Nous avons du mal à assimiler ce célèbre proverbe chinois qui enseigne avec une pointe de sagesse que « quand un homme a faim, il vaut mieux lui apprendre à pêcher que lui donner du poisson ». Les seuls maîtres-mots qui vaillent restent donc autonomie et liberté.
C’est toute la pertinence de la sortie à Louga du Premier ministre Ousmane Sonko qui a compris que le tonitruant Leader américain nous invite et nous incite à prendre nos responsabilités afin que nous puissions mettre en œuvre une stratégie robuste et intelligente de développement endogène. L’idée est sûrement de promouvoir un développement auto- centré basé prioritairement sur les souverainetés alimentaire et énergétique surtout en conformité avec notre nouveau statut de pays pétrolier gazier.
Il ne faut pas oublier de construire un nouveau modèle de gouvernance des ressources publiques et de promotion du développement.

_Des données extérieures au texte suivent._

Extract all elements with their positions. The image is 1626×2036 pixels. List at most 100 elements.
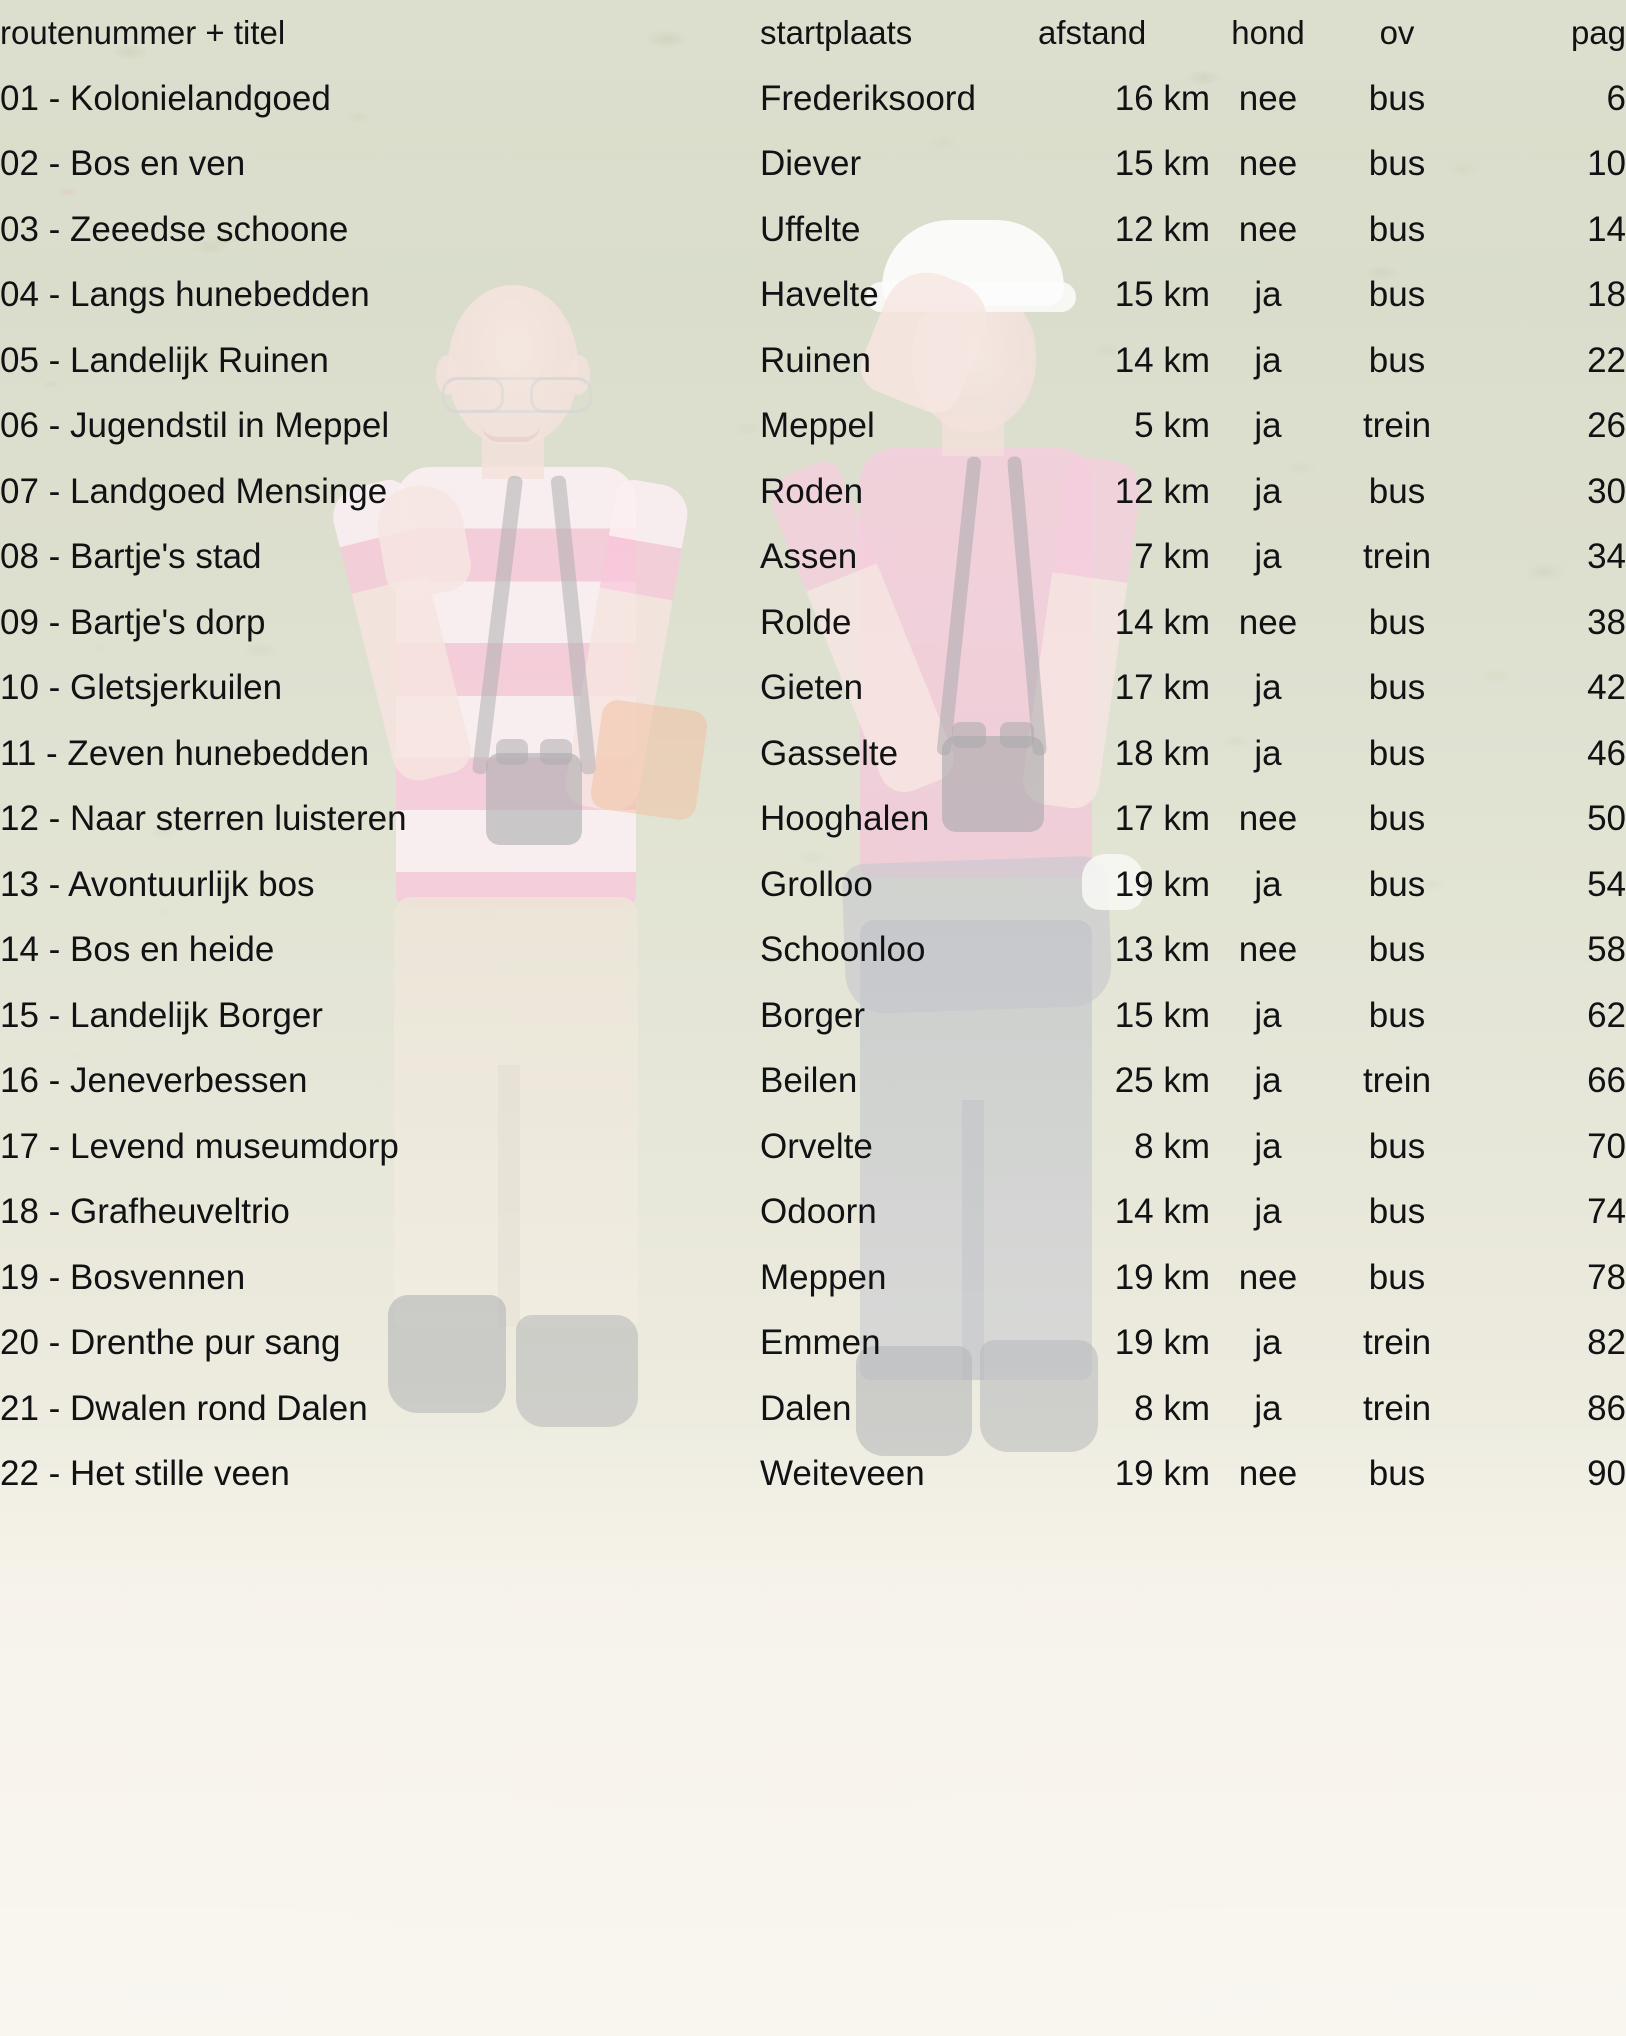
route-transit: bus — [1368, 995, 1426, 1035]
column-header-title: routenummer + titel — [0, 14, 286, 52]
route-title: 01 - Kolonielandgoed — [0, 78, 331, 118]
route-distance: 19 km — [1114, 1323, 1210, 1363]
route-page-number: 30 — [1587, 471, 1626, 511]
route-title: 09 - Bartje's dorp — [0, 602, 266, 642]
hiker-left-smile — [482, 425, 540, 442]
route-startplaats: Odoorn — [760, 1192, 877, 1232]
route-dog-allowed: nee — [1238, 602, 1298, 642]
table-row: 12 - Naar sterren luisteren Hooghalen 17 k… — [0, 786, 1626, 852]
route-title: 13 - Avontuurlijk bos — [0, 864, 315, 904]
routes-table: routenummer + titel startplaats afstand … — [0, 14, 1626, 1507]
column-header-page: pag — [1570, 14, 1626, 52]
route-dog-allowed: ja — [1254, 733, 1282, 773]
route-startplaats: Meppen — [760, 1257, 887, 1297]
table-row: 21 - Dwalen rond Dalen Dalen 8 km ja trein 86 — [0, 1376, 1626, 1442]
route-dog-allowed: ja — [1254, 864, 1282, 904]
table-row: 11 - Zeven hunebedden Gasselte 18 km ja bus 4… — [0, 721, 1626, 787]
route-title: 06 - Jugendstil in Meppel — [0, 406, 390, 446]
route-page-number: 10 — [1587, 144, 1626, 184]
route-distance: 15 km — [1114, 995, 1210, 1035]
route-startplaats: Borger — [760, 995, 866, 1035]
route-startplaats: Rolde — [760, 602, 852, 642]
route-title: 08 - Bartje's stad — [0, 537, 262, 577]
route-page-number: 14 — [1587, 209, 1626, 249]
route-startplaats: Roden — [760, 471, 864, 511]
table-row: 22 - Het stille veen Weiteveen 19 km nee bus… — [0, 1441, 1626, 1507]
route-distance: 17 km — [1114, 799, 1210, 839]
table-row: 13 - Avontuurlijk bos Grolloo 19 km ja bus 54 — [0, 852, 1626, 918]
route-distance: 8 km — [1134, 1126, 1210, 1166]
route-distance: 5 km — [1134, 406, 1210, 446]
route-page-number: 58 — [1587, 930, 1626, 970]
route-transit: bus — [1368, 275, 1426, 315]
route-page-number: 46 — [1587, 733, 1626, 773]
route-dog-allowed: ja — [1254, 1388, 1282, 1428]
route-title: 02 - Bos en ven — [0, 144, 246, 184]
route-title: 14 - Bos en heide — [0, 930, 275, 970]
route-page-number: 54 — [1587, 864, 1626, 904]
route-dog-allowed: ja — [1254, 1061, 1282, 1101]
column-header-transit: ov — [1379, 14, 1415, 52]
route-distance: 17 km — [1114, 668, 1210, 708]
route-dog-allowed: ja — [1254, 1323, 1282, 1363]
table-row: 04 - Langs hunebedden Havelte 15 km ja bus 18 — [0, 262, 1626, 328]
route-title: 19 - Bosvennen — [0, 1257, 246, 1297]
route-title: 07 - Landgoed Mensinge — [0, 471, 388, 511]
route-dog-allowed: ja — [1254, 471, 1282, 511]
route-transit: bus — [1368, 78, 1426, 118]
route-startplaats: Assen — [760, 537, 858, 577]
hiker-left-binoculars — [486, 739, 582, 845]
route-startplaats: Gasselte — [760, 733, 899, 773]
route-distance: 19 km — [1114, 1257, 1210, 1297]
route-dog-allowed: ja — [1254, 275, 1282, 315]
route-startplaats: Schoonloo — [760, 930, 926, 970]
route-startplaats: Uffelte — [760, 209, 861, 249]
route-startplaats: Grolloo — [760, 864, 873, 904]
route-distance: 12 km — [1114, 471, 1210, 511]
route-title: 22 - Het stille veen — [0, 1454, 290, 1494]
column-header-dog: hond — [1231, 14, 1305, 52]
route-page-number: 6 — [1606, 78, 1626, 118]
route-title: 11 - Zeven hunebedden — [0, 733, 370, 773]
route-transit: trein — [1362, 1061, 1432, 1101]
route-page-number: 18 — [1587, 275, 1626, 315]
route-transit: bus — [1368, 1192, 1426, 1232]
route-distance: 13 km — [1114, 930, 1210, 970]
route-title: 12 - Naar sterren luisteren — [0, 799, 407, 839]
route-distance: 19 km — [1114, 1454, 1210, 1494]
route-page-number: 38 — [1587, 602, 1626, 642]
route-title: 17 - Levend museumdorp — [0, 1126, 399, 1166]
route-transit: bus — [1368, 1454, 1426, 1494]
hiker-right-glove — [1082, 854, 1144, 910]
route-page-number: 62 — [1587, 995, 1626, 1035]
hiker-right-figure — [763, 220, 1210, 1456]
route-startplaats: Gieten — [760, 668, 864, 708]
route-distance: 14 km — [1114, 1192, 1210, 1232]
route-page-number: 82 — [1587, 1323, 1626, 1363]
route-page-number: 50 — [1587, 799, 1626, 839]
route-title: 04 - Langs hunebedden — [0, 275, 370, 315]
table-row: 02 - Bos en ven Diever 15 km nee bus 10 — [0, 131, 1626, 197]
table-row: 01 - Kolonielandgoed Frederiksoord 16 km ne… — [0, 66, 1626, 132]
route-page-number: 66 — [1587, 1061, 1626, 1101]
table-row: 17 - Levend museumdorp Orvelte 8 km ja bus 70 — [0, 1114, 1626, 1180]
route-dog-allowed: nee — [1238, 1454, 1298, 1494]
route-dog-allowed: ja — [1254, 1192, 1282, 1232]
route-page-number: 74 — [1587, 1192, 1626, 1232]
route-title: 15 - Landelijk Borger — [0, 995, 323, 1035]
column-header-start: startplaats — [760, 14, 913, 52]
route-transit: bus — [1368, 471, 1426, 511]
hiker-right-trousers — [860, 920, 1092, 1380]
route-distance: 7 km — [1134, 537, 1210, 577]
route-page-number: 78 — [1587, 1257, 1626, 1297]
sand-path — [0, 1416, 1626, 2036]
hiker-right-binoculars — [942, 722, 1044, 832]
route-transit: bus — [1368, 209, 1426, 249]
route-transit: trein — [1362, 1388, 1432, 1428]
route-transit: bus — [1368, 144, 1426, 184]
route-transit: bus — [1368, 1126, 1426, 1166]
route-transit: bus — [1368, 864, 1426, 904]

Faudrait-il le rappeler, déléguer son développement à l’occident est tout simplement un désastre et la répétition a des vertus pédagogiques.
Le retour aux affaires de ce Trump iconoclaste et haut en couleurs qui, tel un cow-boy du Far West, tire sur tout ce qui bouge, est à n’en point douter une bonne nouvelle, un mal pour un bien pour tous les Africains. Son discours annonce plus qu’une révolution ; on assiste à une véritable disruption dans les relations entre les Etats-Unis et l’Afrique. Le message est clair : « Stop à l’assistanat tous azimuts et débrouillez-vous». Cette Afrique sous assistance économique depuis les aurores des indépendances a l’occasion unique de mobiliser ses dignes filles et fils pour provoquer l’électrochoc et fouetter la fierté qui doit animer tout être humain sur terre. Avec la foi, on peut soulever des montagnes dit-on.

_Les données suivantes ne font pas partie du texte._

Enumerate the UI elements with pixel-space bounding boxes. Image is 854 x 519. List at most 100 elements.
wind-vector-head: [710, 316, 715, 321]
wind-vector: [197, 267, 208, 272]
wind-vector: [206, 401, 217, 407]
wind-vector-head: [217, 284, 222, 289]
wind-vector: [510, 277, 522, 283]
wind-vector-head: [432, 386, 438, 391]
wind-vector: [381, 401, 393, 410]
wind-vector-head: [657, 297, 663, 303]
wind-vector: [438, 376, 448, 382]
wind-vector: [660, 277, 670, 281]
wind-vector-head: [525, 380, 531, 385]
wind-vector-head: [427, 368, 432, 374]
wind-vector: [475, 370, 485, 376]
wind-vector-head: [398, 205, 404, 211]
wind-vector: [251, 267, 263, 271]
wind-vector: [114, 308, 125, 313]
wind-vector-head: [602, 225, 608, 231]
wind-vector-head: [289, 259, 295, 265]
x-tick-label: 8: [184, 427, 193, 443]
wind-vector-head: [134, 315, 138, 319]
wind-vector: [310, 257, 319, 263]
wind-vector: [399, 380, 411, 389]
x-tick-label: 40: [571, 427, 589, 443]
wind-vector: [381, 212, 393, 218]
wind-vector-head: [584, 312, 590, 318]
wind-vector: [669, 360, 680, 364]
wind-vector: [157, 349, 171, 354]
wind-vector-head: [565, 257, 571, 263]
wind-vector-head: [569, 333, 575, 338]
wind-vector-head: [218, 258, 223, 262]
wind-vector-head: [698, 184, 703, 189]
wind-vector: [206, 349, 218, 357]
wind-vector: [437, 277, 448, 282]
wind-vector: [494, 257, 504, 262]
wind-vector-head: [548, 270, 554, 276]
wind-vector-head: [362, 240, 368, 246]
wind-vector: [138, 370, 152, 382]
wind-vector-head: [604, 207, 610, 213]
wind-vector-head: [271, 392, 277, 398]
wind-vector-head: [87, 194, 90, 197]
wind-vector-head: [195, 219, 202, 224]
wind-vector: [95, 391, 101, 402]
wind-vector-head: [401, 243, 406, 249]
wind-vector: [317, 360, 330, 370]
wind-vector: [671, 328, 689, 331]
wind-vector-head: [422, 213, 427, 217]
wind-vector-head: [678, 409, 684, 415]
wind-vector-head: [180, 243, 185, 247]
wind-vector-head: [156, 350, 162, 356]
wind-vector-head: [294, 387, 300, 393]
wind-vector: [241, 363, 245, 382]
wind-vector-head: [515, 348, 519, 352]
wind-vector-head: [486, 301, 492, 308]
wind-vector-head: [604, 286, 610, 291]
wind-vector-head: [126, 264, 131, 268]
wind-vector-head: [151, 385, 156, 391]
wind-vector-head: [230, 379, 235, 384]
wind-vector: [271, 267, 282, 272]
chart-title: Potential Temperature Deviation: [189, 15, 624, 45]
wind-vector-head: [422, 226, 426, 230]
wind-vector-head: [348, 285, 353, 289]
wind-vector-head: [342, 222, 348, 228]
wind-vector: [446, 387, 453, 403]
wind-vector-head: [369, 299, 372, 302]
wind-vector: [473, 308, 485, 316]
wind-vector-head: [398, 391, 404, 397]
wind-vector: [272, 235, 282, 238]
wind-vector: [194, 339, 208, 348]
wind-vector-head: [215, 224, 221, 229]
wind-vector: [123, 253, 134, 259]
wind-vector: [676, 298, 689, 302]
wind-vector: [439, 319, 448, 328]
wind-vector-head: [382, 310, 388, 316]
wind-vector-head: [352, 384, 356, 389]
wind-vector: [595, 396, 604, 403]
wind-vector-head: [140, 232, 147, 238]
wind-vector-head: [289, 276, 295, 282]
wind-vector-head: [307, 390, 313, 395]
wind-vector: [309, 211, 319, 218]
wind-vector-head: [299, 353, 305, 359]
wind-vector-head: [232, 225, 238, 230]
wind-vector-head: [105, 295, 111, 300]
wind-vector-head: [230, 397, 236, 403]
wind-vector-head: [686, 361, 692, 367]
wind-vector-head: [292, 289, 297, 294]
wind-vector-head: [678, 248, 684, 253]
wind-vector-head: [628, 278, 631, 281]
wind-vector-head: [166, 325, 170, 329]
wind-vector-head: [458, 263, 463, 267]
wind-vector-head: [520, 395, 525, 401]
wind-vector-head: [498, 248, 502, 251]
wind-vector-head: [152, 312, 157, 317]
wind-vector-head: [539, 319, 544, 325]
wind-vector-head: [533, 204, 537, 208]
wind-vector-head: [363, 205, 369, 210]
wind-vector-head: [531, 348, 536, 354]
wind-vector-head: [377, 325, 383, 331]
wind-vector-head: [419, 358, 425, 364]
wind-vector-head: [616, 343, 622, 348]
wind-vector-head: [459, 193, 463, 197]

Pour le cas spécifique du Sénégal, il faut également penser à renouveler les bonnes pratiques de Me Wade qui avait déroulé une fine stratégie de diversification des partenaires économiques avec notamment le recours aux pays du Moyen -orient et aux pays arabes.
Et puis, le Sénégal a l’obligation d’intensifier la lutte contre la corruption en plus de fermer toutes ces niches de dépenses contre-productives n’ayant aucune incidence directe sur le vécu des populations.
Sur le plan institutionnel, on constate plusieurs doublons entre certaines agences et des directions nationales stratégiques. Il faudrait clairement procéder à un écrémage.
Via le Leadership par l’exemple, l’administration Diomaye-Sonko est invitée à réduire drastiquement son train de vie. Des efforts appréciables ont été faits avec une réduction notable de dix postes ministériels entre le dernier gouvernement Macky Sall et le premier attelage gouvernemental de l’actuel pouvoir. On est donc passé de 35 ministères à 25. Dans ce pays où tout reste prioritaire, l’urgence est de rationaliser la dépense publique en privilégiant l’efficacité et l’efficience.
C’est connu, le Sénégal n’a pratiquement aucun problème lié à la pratique démocratique. Nos limites sont exclusivement d’ordre économique et la décision controversée de Trump met en lumière l’extrême fragilité de notre modèle de développement.